Blue Zones are areas in the world where people tend to live longer, consistently reaching the age of 100 at 10 times greater rates than people in the United States. Varying in landscape, religion, and ethnicity, these locations can seem radically different from one another: Okinawa, Japan; the Greek island Ikaria; Sardinia, Italy; the Nicoya Peninsula of Costa Rica; and Loma Linda, Calif. But they do have four core principles that enable residents to thrive well beyond the U.S. average age of 77 years.
So, what are these secrets to living to 100?
- Move daily. Most of us try to find time to squeeze in a cardio session or a round of weightlifting. But people who live longer don’t rely on structured exercise. Instead, moving is part of their everyday existence; it is a lifestyle. They have to move—to get places, to do things. For example, they walk to work, school, or church. They garden to supplement the food they buy. They may sit on the floor to dine (and then have to get back up). They split logs for the fireplace.
- Eat simply. Blue Zones rely on plant-based meals with whole grains, vegetables, and local honey; proteins make up only about 15% of the diet, and processed foods and table sugar are rare. While enjoying herbal tea is encouraged, you don’t have to be a teetotaler: Red wine is also part of a healthy meal. Just as important as what you eat is knowing how much to eat.
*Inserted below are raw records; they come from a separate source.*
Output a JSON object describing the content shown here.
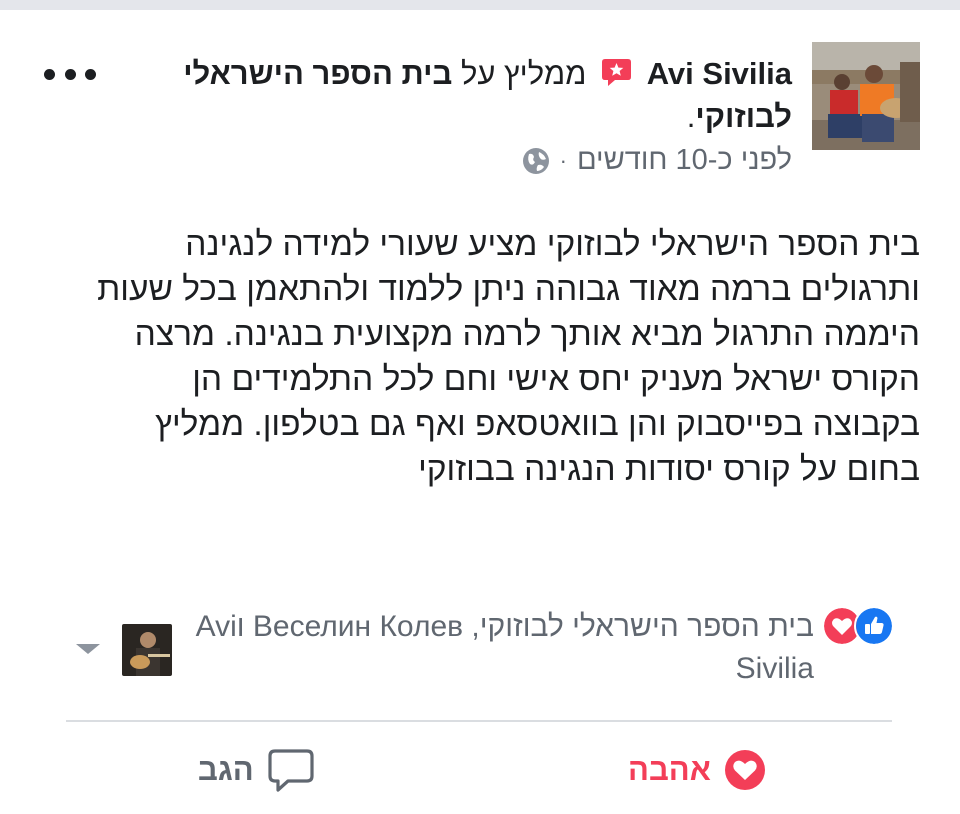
{
  "post": {
    "author": "Avi Sivilia",
    "recommends_text": "ממליץ על",
    "page_name": "בית הספר הישראלי לבוזוקי",
    "suffix": ".",
    "time": "לפני כ-10 חודשים",
    "separator": "·",
    "privacy_icon": "globe-icon",
    "more_icon": "more-dots-icon",
    "body": "בית הספר הישראלי לבוזוקי מציע שעורי למידה לנגינה ותרגולים ברמה מאוד גבוהה ניתן ללמוד ולהתאמן בכל שעות היממה התרגול מביא אותך לרמה מקצועית בנגינה. מרצה הקורס ישראל מעניק יחס אישי וחם לכל התלמידים הן בקבוצה בפייסבוק והן בוואטסאפ ואף גם בטלפון. ממליץ בחום על קורס יסודות הנגינה בבוזוקי"
  },
  "reactions": {
    "icons": [
      "like-icon",
      "love-icon"
    ],
    "names": "בית הספר הישראלי לבוזוקי, Веселин Колев וAvi Sivilia"
  },
  "actions": {
    "love_label": "אהבה",
    "comment_label": "הגב"
  },
  "colors": {
    "love": "#f33e58",
    "like": "#1877f2",
    "text": "#1c1e21",
    "muted": "#606770"
  }
}
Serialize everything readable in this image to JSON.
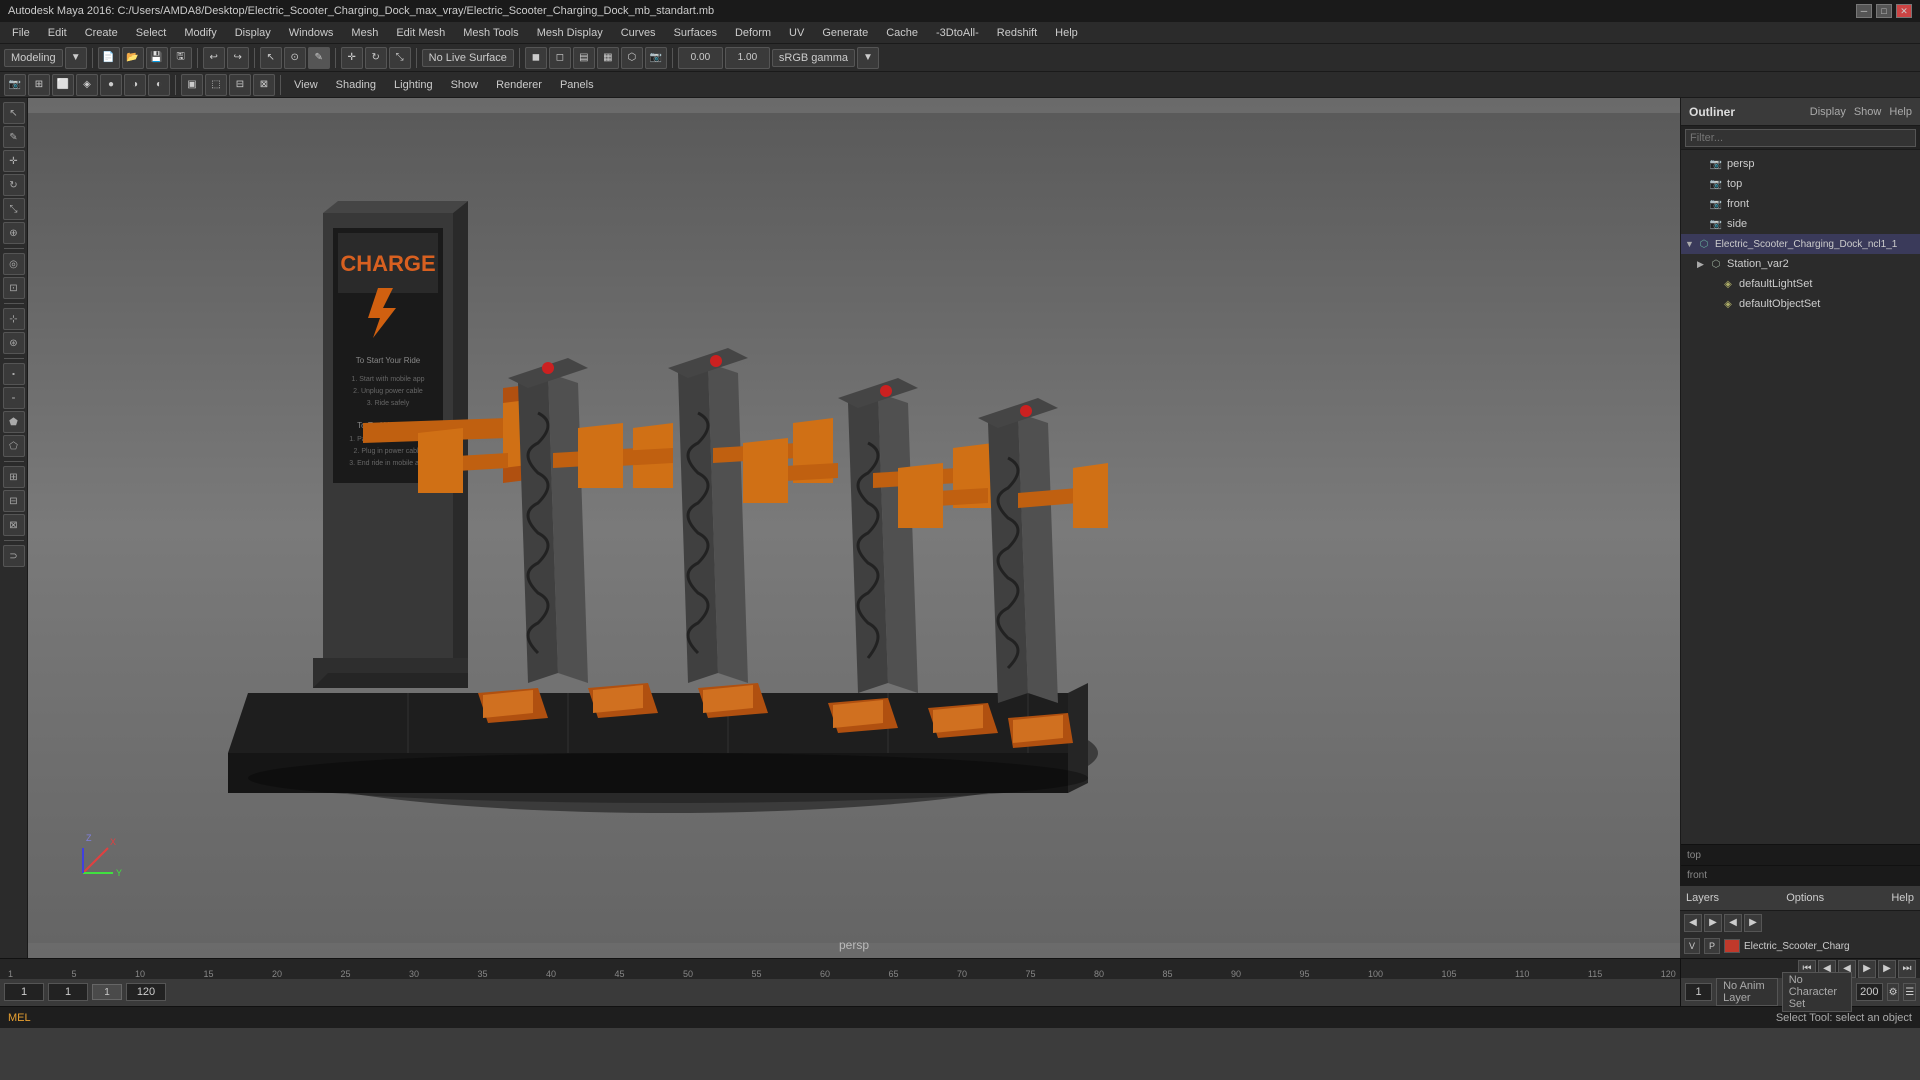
{
  "titlebar": {
    "title": "Autodesk Maya 2016: C:/Users/AMDA8/Desktop/Electric_Scooter_Charging_Dock_max_vray/Electric_Scooter_Charging_Dock_mb_standart.mb",
    "controls": [
      "─",
      "□",
      "✕"
    ]
  },
  "menubar": {
    "items": [
      "File",
      "Edit",
      "Create",
      "Select",
      "Modify",
      "Display",
      "Windows",
      "Mesh",
      "Edit Mesh",
      "Mesh Tools",
      "Mesh Display",
      "Curves",
      "Surfaces",
      "Deform",
      "UV",
      "Generate",
      "Cache",
      "3DtoAll",
      "Redshift",
      "Help"
    ]
  },
  "toolbar1": {
    "mode_label": "Modeling",
    "live_surface": "No Live Surface",
    "gamma_label": "sRGB gamma",
    "value1": "0.00",
    "value2": "1.00"
  },
  "toolbar2": {
    "items": [
      "View",
      "Shading",
      "Lighting",
      "Show",
      "Renderer",
      "Panels"
    ]
  },
  "viewport": {
    "label": "persp",
    "background_top": "#6e6e6e",
    "background_bottom": "#8a8a8a"
  },
  "outliner": {
    "title": "Outliner",
    "menu": [
      "Display",
      "Show",
      "Help"
    ],
    "tree": [
      {
        "id": "persp",
        "label": "persp",
        "type": "camera",
        "indent": 0
      },
      {
        "id": "top",
        "label": "top",
        "type": "camera",
        "indent": 0
      },
      {
        "id": "front",
        "label": "front",
        "type": "camera",
        "indent": 0
      },
      {
        "id": "side",
        "label": "side",
        "type": "camera",
        "indent": 0
      },
      {
        "id": "dock",
        "label": "Electric_Scooter_Charging_Dock_ncl1_1",
        "type": "mesh",
        "indent": 0,
        "expanded": true
      },
      {
        "id": "station",
        "label": "Station_var2",
        "type": "group",
        "indent": 1
      },
      {
        "id": "lightset",
        "label": "defaultLightSet",
        "type": "set",
        "indent": 2
      },
      {
        "id": "objset",
        "label": "defaultObjectSet",
        "type": "set",
        "indent": 2
      }
    ]
  },
  "mini_viewports": {
    "top_label": "top",
    "front_label": "front"
  },
  "layers": {
    "title": "Layers",
    "options_label": "Options",
    "help_label": "Help",
    "row": {
      "v": "V",
      "p": "P",
      "color": "#c0392b",
      "name": "Electric_Scooter_Charg"
    }
  },
  "timeline": {
    "ticks": [
      1,
      5,
      10,
      15,
      20,
      25,
      30,
      35,
      40,
      45,
      50,
      55,
      60,
      65,
      70,
      75,
      80,
      85,
      90,
      95,
      100,
      105,
      110,
      115,
      120
    ],
    "current_frame": "1",
    "start_frame": "1",
    "end_frame": "120",
    "range_start": "1",
    "range_end": "200",
    "playback_btns": [
      "⏮",
      "◀◀",
      "◀",
      "▶",
      "▶▶",
      "⏭"
    ]
  },
  "anim": {
    "no_anim_layer": "No Anim Layer",
    "no_char_set": "No Character Set"
  },
  "cmdline": {
    "type": "MEL",
    "status": "Select Tool: select an object"
  },
  "scene": {
    "model_color": "#e07020",
    "base_color": "#2a2a2a",
    "pole_color": "#555555"
  }
}
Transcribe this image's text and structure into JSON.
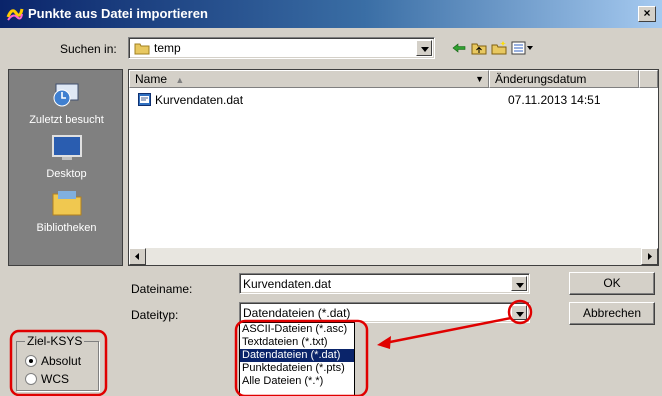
{
  "window": {
    "title": "Punkte aus Datei importieren",
    "close_glyph": "×"
  },
  "lookin": {
    "label": "Suchen in:",
    "value": "temp",
    "folder_icon": "folder-icon"
  },
  "toolbar": {
    "icons": [
      "back-icon",
      "up-folder-icon",
      "new-folder-icon",
      "view-menu-icon"
    ]
  },
  "places": [
    {
      "label": "Zuletzt besucht",
      "icon": "recent-places-icon"
    },
    {
      "label": "Desktop",
      "icon": "desktop-icon"
    },
    {
      "label": "Bibliotheken",
      "icon": "libraries-icon"
    }
  ],
  "filelist": {
    "columns": [
      "Name",
      "Änderungsdatum"
    ],
    "rows": [
      {
        "name": "Kurvendaten.dat",
        "date": "07.11.2013 14:51"
      }
    ]
  },
  "filename": {
    "label": "Dateiname:",
    "value": "Kurvendaten.dat"
  },
  "filetype": {
    "label": "Dateityp:",
    "value": "Datendateien (*.dat)",
    "options": [
      "ASCII-Dateien (*.asc)",
      "Textdateien (*.txt)",
      "Datendateien (*.dat)",
      "Punktedateien (*.pts)",
      "Alle Dateien (*.*)"
    ],
    "selected_index": 2
  },
  "buttons": {
    "ok": "OK",
    "cancel": "Abbrechen"
  },
  "target_cs": {
    "title": "Ziel-KSYS",
    "options": [
      "Absolut",
      "WCS"
    ],
    "selected": "Absolut"
  },
  "colors": {
    "annotation": "#e00000",
    "selection": "#0a246a",
    "places_bg": "#808080"
  }
}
In Okinawa, Japan, it’s called “hara hachi bu,” which means to stop eating when you feel 80% full.
- Be social. Lasting connections ensure longer lives. Research has shown that seniors who have close relationships live longer and are better able to manage health conditions while experiencing less depression. Putting family first and being part of a community group (particularly a religious one) can add years to one’s lifespan.
- Have purpose. What’s your “why” for getting out of bed? People who have a reason for living tend to do just that: live. A recent study showed that the association between purpose and longevity for older adults holds regardless of race, ethnicity, and gender. Margaret Stretton, a centenarian, alluded to this when she told The Guardian: “I became a sacristan and didn’t retire from that until I was 99.”
Perhaps the real secret to living to 100 is being laid-back without being lethargic. “The reason they’re living a long time is not because they pursue longevity, but because longevity ensues,” author and researcher Buettner told Insider. It may be that the more we look for the fountain of youth, the less we are enjoying life.